Thursday 21 June 2012

White chocolate and pecan blondies

Ugh. I like what I do, really I do, but you know those days where everything just goes wrong? And it just gets worse and worse and spreads into your everyday life until you cannot walk down the street without falling off the kerb? Yep, that was my day yesterday. Never mind this set of lovelies was going to combine into baking magic and hopefully cheer me right up.

Why are my eggs in a jug? I dropped the egg box, three eggs had to be salvaged immediately, Told you it was one of those days.

I have never made blondies before and looking at recipes they seem to be split into two camps. Those that use melted white chocolate and those that use just brown sugar to flavour them. I do not know which camp is 'right', if any, but I went with the chocolate camp.

I did tweak the recipe though, I lowered the sugar a little as I thought that they would be very sweet already. I also stole ideas from the brown sugar camp and used some light brown sugar instead of all caster sugar.

White chocolate and pecan blondies (adapted from hummingbird bakery)


150g white chocolate
125g butter
100g caster sugar
30g light brown sugar
2 eggs
200g plain flour
100g shelled pecan nuts, chopped


Preheat the oven to 170C/150 FAN and grease and line a brownie tin.


Place a bowl over a pan of barely simmering water. Place the butter and chocolate into the bowl and leave to melt.


Stir the sugars into the melted mixture until well combined. The mixture will look curdled and split at this point, do not panic, all will be well. Add the eggs and beat quickly, the mixture should come back together. 


Add the flour and chopped nuts and stir until all the flour is incorporated and the the nuts are evenly dispersed. 


Pour into prepared brownie tin and level. Bake in preheated oven for 30-35 minutes.


Leave to cool in the tin before removing and cutting into squares. 
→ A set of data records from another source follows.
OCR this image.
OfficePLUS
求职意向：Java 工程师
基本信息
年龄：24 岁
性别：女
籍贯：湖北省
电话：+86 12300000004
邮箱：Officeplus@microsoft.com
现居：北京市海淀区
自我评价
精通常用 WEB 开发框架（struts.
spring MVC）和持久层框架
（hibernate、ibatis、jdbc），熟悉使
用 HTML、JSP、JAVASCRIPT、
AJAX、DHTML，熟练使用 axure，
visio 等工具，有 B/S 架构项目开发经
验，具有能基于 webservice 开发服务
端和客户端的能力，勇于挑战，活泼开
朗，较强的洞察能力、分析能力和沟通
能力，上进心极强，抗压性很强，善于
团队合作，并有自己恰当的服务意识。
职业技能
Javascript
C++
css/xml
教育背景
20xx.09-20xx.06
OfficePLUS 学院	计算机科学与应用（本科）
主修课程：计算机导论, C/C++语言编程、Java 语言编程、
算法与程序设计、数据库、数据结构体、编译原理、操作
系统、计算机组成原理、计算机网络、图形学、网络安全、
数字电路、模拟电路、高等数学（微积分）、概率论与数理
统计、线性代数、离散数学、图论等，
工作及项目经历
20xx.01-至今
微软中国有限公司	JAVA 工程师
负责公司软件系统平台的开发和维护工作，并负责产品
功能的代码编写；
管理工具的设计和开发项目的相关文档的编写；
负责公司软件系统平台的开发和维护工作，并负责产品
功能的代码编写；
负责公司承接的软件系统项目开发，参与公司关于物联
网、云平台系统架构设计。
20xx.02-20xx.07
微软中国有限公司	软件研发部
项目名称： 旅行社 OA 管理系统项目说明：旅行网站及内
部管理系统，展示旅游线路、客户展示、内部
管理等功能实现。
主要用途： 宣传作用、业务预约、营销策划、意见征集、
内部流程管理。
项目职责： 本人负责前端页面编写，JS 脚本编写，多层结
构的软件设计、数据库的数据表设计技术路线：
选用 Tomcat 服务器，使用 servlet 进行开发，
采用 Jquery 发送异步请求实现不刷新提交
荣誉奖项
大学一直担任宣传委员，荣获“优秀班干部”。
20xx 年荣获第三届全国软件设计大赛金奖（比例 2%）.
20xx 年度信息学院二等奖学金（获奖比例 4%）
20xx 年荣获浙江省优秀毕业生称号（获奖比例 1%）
A few notes. I used a tin with pretty much the same overall measurements as the recipe and found the blondies to be quite shallow. First of all this affected the coking time in my oven, I took them out after 22 minutes. Make sure you keep an eye on them. They are rich so shallow is not necessarily a problem but I do like that fudgy centre bit you get in deep brownies. I may up the recipe by half when I make them again. Clearly the number of blondies you get depends on how large you cut them! 

I think these are amazing. It took a lot of self restraint not to sit and eat the entire tin. M likes them but is not overly keen on pecans so I need to think of some variations. I was wondering about salted peanuts to combat the sweetness? We shall see.